Seems like something got messed there, the directory hierarchy doesn't match the proposed names and the Compose configuration you mentioned builds exactly the same container image three times using different names. ./coursemapper-kg/README.md doesn't explain anything. Could you try to describe the purpose of the individual services and how they're related?

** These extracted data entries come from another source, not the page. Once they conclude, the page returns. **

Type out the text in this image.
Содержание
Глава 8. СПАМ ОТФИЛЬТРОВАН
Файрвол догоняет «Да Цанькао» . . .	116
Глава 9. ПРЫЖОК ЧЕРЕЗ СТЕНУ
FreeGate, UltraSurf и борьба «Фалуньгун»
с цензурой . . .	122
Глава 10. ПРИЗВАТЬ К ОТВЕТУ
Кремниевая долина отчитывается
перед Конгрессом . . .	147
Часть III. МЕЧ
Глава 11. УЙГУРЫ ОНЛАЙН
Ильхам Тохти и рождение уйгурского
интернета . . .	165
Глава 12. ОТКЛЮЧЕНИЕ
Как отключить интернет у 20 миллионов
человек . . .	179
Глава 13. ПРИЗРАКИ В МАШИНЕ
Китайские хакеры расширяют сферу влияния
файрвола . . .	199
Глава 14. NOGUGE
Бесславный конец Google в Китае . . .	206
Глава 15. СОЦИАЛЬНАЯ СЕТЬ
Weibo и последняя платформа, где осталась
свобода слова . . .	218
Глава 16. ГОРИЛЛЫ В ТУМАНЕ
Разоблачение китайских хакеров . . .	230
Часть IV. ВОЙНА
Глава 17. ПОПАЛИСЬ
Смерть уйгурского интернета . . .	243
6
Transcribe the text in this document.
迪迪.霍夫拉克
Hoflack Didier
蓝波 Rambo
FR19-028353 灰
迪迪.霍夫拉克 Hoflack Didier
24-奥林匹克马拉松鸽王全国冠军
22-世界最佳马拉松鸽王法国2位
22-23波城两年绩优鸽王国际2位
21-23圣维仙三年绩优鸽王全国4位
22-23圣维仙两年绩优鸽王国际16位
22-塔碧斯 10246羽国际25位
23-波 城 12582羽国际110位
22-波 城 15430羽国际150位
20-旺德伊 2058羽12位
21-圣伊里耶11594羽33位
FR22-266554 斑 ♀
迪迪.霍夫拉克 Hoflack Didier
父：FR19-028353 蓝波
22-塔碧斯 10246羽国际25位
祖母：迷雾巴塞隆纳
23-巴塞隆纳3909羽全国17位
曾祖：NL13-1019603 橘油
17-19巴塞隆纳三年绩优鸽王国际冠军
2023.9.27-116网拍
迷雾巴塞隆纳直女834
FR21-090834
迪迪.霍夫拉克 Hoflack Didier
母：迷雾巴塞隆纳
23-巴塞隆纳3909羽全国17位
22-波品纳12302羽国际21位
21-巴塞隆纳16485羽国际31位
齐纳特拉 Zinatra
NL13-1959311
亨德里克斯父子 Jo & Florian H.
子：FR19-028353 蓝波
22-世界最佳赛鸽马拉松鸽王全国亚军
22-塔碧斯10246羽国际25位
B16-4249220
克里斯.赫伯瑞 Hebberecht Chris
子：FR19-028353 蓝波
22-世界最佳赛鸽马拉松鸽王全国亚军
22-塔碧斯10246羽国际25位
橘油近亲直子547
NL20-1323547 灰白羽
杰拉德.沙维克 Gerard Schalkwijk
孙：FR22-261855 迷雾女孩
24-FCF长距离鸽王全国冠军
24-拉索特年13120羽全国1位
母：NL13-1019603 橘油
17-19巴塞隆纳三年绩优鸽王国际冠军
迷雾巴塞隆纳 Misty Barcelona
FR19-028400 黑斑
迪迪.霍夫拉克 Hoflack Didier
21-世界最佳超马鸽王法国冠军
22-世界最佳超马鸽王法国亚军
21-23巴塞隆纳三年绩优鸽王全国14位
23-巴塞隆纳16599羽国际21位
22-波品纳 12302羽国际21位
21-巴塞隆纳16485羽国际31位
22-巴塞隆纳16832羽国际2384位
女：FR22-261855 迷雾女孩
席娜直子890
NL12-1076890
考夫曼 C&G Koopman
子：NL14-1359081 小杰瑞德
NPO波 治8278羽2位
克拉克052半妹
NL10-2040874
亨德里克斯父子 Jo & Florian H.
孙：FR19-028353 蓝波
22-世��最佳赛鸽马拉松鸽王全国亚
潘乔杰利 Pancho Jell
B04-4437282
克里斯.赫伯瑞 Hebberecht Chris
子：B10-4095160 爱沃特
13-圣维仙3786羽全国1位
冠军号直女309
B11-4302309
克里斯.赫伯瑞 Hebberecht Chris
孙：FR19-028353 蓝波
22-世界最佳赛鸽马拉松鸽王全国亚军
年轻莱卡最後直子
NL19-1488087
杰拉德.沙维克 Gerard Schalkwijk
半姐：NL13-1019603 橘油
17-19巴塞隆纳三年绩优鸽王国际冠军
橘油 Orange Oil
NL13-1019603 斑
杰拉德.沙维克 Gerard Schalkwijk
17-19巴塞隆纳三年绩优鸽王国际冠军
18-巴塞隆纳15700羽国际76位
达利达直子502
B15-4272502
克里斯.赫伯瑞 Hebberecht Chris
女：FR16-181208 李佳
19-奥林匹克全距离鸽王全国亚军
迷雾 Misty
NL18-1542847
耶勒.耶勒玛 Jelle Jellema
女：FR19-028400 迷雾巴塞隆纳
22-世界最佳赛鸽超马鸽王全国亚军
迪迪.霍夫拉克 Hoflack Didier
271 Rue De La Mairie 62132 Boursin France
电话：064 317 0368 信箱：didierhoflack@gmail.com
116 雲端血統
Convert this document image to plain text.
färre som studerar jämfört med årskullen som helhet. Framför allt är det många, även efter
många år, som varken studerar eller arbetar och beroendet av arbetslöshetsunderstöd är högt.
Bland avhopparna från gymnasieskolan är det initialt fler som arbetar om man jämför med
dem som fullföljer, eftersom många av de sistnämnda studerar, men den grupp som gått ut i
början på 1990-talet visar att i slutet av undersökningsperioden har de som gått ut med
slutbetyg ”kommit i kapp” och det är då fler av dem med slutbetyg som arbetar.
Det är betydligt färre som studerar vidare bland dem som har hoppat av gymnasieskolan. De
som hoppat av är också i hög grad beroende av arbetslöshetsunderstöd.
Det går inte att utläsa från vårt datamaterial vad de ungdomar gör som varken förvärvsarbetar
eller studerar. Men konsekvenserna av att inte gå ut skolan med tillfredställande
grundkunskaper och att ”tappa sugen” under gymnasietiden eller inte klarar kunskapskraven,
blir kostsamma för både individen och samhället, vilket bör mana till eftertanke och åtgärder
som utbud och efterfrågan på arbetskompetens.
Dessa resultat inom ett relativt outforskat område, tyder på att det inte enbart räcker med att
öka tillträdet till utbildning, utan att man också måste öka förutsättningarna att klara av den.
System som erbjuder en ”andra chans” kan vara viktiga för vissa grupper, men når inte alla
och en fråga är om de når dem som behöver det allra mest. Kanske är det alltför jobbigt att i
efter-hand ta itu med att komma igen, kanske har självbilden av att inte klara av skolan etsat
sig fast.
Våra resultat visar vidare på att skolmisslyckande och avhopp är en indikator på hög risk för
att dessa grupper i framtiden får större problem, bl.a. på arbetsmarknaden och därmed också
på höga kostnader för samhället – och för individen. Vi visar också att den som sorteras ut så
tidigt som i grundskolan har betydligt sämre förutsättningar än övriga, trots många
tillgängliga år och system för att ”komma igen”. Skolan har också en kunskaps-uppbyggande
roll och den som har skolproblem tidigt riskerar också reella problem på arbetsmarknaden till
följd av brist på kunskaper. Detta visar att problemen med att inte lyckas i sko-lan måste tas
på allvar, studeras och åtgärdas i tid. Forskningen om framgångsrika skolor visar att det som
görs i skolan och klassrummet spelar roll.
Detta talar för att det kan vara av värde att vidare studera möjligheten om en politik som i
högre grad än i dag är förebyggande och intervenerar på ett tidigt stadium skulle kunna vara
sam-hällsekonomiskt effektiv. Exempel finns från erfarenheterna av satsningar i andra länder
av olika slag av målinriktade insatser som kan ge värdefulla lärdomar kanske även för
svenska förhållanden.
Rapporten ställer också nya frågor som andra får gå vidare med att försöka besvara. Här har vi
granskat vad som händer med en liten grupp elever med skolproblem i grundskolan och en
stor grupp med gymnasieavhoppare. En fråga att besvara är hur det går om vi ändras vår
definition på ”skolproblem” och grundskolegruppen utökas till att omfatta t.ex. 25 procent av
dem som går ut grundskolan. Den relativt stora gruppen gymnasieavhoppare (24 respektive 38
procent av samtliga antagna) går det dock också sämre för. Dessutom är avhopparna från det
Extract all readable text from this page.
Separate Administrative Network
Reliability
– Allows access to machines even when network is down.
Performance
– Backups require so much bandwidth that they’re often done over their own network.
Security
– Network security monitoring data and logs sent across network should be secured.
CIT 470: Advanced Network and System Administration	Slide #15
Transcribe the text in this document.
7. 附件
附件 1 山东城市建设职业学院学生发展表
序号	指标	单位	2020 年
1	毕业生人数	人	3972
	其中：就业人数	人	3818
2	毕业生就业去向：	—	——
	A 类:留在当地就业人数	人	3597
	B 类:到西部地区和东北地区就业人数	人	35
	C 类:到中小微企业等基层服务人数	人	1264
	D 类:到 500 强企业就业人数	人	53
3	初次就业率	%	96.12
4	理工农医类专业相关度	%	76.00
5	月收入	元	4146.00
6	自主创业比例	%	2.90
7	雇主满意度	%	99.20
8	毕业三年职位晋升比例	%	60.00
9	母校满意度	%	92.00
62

jeanqussa commented 2 months ago

@ralf-berger Sorry for the repetition, as @jeanqussa mentioned above, can we start 2 additional services, coursemapper-kg-worker-modify-graph` and coursemapper-kg-worker-expand-material? Their configuration is incoursemapper-kg/concept-map/compose.yaml`. Memory requirement for each is 4 GiB. Your help is highly appreciated

Seems like something got messed there, the directory hierarchy doesn't match the proposed names and the Compose configuration you mentioned builds exactly the same container image three times using different names. ./coursemapper-kg/README.md doesn't explain anything. Could you try to describe the purpose of the individual services and how they're related?

It is the same image, but three each service uses different environment variables. Since we are short on time, a quick solution would be to keep the services as they are in deployment, but change the PIPELINES environment variable for kg-concept-map as follows:

PIPELINES=concept-map,modify-graph,expand-material
rawaa123 commented 2 months ago

Hello @ralf-berger , I would like to follow up on the status of this request as its quite urgent, please. Additionally, I am currently encountering some issues on Edge deployment that I cannot reproduce locally on main. I have issued 2 PRs but unfortunately, the job status is showing as failed. Your prompt assistance would be greatly appreciated. Thank you.

ralf-berger commented 2 months ago

PIPELINES is changed according to the comment above.